Obstructive sleep apnea occurs when a person’s sleep is frequently interrupted by apneas, short pauses in breathing that can last for 10 seconds or more. Apneas occur when the airway is blocked during sleep by the collapse of muscles in the throat. When the airway is blocked, oxygen levels decrease and sleep is interrupted.
What are the Symptoms of OSA?
Common symptoms of sleep apnea include:
- Excessive daytime sleepiness
- Symptoms of sleep deprivation like moodiness and irritability
- Falling asleep at inappropriate times like while driving or at work
What Causes OSA?
While anyone at any age can suffer from sleep apnea, there are some factors that increase the risk. People who are overweight, have a smaller than average upper airway or large overbite, and those with necks larger than 16-17 inches have an increased chance of suffering from sleep apnea. People over 40, those who smoke or drink alcohol and those belonging to specific ethic groups like African Americans and Hispanics also have a greater risk of developing the condition.
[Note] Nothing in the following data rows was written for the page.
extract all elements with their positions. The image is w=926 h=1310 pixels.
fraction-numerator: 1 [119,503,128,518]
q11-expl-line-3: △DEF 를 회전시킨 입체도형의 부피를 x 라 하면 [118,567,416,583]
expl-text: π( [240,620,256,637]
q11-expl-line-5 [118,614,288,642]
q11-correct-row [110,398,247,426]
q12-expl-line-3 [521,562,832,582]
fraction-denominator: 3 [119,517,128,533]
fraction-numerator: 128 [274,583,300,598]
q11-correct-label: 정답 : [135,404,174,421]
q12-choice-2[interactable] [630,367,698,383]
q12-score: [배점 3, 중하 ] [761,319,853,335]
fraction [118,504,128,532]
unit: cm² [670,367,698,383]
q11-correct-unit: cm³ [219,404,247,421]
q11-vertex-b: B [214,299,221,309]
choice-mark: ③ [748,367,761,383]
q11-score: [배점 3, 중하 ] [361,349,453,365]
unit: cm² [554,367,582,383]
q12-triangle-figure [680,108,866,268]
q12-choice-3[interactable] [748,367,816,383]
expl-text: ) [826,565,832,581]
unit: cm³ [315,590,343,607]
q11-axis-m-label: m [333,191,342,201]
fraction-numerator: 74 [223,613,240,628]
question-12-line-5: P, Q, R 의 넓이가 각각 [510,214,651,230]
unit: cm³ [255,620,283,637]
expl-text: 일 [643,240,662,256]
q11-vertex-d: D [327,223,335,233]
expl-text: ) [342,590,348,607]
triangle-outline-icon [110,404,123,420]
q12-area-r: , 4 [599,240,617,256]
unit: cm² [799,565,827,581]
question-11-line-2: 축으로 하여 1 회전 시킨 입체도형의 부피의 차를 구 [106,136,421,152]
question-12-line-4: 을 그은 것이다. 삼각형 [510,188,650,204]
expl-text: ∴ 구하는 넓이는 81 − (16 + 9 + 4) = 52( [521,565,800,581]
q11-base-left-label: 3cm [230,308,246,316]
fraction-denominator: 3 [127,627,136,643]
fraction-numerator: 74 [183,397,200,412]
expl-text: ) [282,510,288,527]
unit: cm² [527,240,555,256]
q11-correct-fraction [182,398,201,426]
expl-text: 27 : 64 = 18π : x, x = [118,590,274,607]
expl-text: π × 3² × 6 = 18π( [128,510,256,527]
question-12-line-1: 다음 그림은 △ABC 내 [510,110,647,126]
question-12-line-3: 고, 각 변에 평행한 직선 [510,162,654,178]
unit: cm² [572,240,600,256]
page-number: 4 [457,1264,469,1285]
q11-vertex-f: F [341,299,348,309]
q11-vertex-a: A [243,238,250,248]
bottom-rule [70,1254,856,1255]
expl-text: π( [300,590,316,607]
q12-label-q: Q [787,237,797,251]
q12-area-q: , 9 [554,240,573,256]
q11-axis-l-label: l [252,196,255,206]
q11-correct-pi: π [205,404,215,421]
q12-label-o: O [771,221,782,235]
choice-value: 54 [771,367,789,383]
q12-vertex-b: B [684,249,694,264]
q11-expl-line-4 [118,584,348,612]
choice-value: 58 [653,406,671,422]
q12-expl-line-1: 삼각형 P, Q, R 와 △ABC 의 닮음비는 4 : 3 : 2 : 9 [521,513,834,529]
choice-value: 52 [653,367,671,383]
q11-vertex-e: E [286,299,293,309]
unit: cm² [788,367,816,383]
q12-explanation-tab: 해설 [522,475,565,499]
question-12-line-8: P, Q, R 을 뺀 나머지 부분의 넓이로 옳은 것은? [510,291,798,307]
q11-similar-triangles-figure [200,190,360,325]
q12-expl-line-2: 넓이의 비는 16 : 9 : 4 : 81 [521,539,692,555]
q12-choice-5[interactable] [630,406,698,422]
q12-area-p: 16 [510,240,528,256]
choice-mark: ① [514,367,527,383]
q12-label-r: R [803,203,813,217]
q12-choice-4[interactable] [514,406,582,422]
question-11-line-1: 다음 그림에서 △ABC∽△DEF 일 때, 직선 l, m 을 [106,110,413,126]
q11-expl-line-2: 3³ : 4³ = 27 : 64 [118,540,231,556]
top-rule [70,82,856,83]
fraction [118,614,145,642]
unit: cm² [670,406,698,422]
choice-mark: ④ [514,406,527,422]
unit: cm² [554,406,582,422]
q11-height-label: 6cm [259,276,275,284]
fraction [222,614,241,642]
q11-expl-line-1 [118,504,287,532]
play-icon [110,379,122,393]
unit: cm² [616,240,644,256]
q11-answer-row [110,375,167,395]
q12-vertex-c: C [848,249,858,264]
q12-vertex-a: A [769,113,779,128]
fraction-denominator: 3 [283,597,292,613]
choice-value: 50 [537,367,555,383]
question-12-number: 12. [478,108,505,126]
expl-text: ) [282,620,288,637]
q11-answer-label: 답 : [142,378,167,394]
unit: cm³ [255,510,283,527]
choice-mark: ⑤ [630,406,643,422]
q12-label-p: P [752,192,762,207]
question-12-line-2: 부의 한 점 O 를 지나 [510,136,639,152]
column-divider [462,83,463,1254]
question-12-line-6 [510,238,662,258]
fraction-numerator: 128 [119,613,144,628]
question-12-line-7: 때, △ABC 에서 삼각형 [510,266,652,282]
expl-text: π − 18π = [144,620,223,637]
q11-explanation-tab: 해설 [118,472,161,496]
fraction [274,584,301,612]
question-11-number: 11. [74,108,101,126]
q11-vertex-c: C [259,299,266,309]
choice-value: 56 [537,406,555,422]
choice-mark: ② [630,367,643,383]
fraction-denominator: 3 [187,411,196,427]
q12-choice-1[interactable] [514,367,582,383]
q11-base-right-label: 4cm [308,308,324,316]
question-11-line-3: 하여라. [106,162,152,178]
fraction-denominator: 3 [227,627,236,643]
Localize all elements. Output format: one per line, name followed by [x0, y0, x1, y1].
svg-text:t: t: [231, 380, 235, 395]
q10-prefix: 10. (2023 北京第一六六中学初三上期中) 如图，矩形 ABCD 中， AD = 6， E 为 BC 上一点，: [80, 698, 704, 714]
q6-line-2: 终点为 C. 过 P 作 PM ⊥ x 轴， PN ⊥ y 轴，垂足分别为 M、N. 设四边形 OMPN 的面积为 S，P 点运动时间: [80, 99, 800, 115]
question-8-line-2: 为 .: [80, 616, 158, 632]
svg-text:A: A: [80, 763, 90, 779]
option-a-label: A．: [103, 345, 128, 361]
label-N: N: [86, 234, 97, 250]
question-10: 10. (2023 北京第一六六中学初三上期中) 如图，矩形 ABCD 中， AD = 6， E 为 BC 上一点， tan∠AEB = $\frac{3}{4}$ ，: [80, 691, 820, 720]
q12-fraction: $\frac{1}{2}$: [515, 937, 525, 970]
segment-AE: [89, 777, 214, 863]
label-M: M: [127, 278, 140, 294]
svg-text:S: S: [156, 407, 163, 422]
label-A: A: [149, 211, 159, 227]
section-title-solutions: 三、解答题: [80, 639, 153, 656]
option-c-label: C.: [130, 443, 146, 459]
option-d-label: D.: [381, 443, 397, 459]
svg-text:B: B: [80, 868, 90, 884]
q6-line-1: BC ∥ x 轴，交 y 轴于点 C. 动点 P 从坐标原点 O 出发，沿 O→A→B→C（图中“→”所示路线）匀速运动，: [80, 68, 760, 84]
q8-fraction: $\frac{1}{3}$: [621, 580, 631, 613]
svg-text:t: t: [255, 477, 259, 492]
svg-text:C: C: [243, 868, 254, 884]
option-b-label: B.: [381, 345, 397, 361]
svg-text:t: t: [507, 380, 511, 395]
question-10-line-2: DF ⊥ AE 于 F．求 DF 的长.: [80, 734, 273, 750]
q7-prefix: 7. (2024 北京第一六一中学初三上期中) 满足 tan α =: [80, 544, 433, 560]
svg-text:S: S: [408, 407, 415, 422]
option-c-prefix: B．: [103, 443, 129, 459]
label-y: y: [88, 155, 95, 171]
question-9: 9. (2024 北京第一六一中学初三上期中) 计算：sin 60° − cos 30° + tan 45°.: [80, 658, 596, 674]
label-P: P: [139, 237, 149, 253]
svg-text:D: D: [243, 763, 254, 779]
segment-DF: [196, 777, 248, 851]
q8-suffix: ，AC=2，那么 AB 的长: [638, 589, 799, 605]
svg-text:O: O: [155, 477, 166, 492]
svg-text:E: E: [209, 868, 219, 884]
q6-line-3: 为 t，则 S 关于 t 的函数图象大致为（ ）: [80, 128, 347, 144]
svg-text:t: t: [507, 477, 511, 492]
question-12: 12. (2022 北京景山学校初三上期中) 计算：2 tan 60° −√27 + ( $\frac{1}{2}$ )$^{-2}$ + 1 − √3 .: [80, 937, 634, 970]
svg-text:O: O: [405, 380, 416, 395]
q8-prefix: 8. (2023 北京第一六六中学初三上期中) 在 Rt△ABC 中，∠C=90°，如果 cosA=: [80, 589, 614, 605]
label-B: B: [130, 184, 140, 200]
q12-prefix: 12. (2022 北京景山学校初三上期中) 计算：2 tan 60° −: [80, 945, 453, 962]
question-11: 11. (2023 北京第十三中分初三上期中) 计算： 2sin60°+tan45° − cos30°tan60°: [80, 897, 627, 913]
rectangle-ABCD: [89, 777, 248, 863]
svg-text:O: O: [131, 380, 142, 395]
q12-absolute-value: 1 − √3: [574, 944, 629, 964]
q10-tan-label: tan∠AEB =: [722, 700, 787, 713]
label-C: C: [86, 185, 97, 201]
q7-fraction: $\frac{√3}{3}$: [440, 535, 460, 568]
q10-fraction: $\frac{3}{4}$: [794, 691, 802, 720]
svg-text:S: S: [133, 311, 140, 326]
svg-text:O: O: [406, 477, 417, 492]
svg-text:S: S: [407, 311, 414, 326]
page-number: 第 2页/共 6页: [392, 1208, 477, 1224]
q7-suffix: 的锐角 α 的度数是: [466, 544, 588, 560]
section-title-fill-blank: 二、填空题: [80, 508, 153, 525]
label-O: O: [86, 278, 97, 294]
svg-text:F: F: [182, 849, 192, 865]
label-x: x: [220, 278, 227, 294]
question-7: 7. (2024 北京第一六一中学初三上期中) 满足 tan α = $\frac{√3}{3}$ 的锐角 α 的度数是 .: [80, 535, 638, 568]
What are the Dangers of OSA?
In addition to the short term consequences related to sleep deprivation like excessive daytime sleepiness, sleep apnea can also lead to long term health conditions like hypertension, stroke, depression, and cardiovascular problems like heart attack and congestive heart failure. Those with the condition are also at increased risk for automobile accidents caused by drowsy driving.
How is OSA Treated?
The first step in treating OSA is getting an accurate diagnosis. If you suspect you may have sleep apnea, you should call and make an appointment with a licensed sleep doctor to discuss your concerns. Your doctor may refer you to a have a sleep study at Valley Sleep Center. This is the best way to diagnose sleep apnea and other sleep disorders. Once a diagnosis is made, the sleep doctor will recommend a treatment program that will likely include the use of a CPAP (continuous positive airway pressure) machine. This is the most effective treatment for sleep apnea and can greatly improve symptoms in both the short and the long term.
Other treatments for sleep apnea that may be used in conjunction with the CPAP or instead of it include dental appliances, surgery, and lifestyle changes like losing weight and quitting smoking. With proper treatment, people with sleep apnea can safeguard their health and alleviate the symptoms of this debilitating sleep disorder.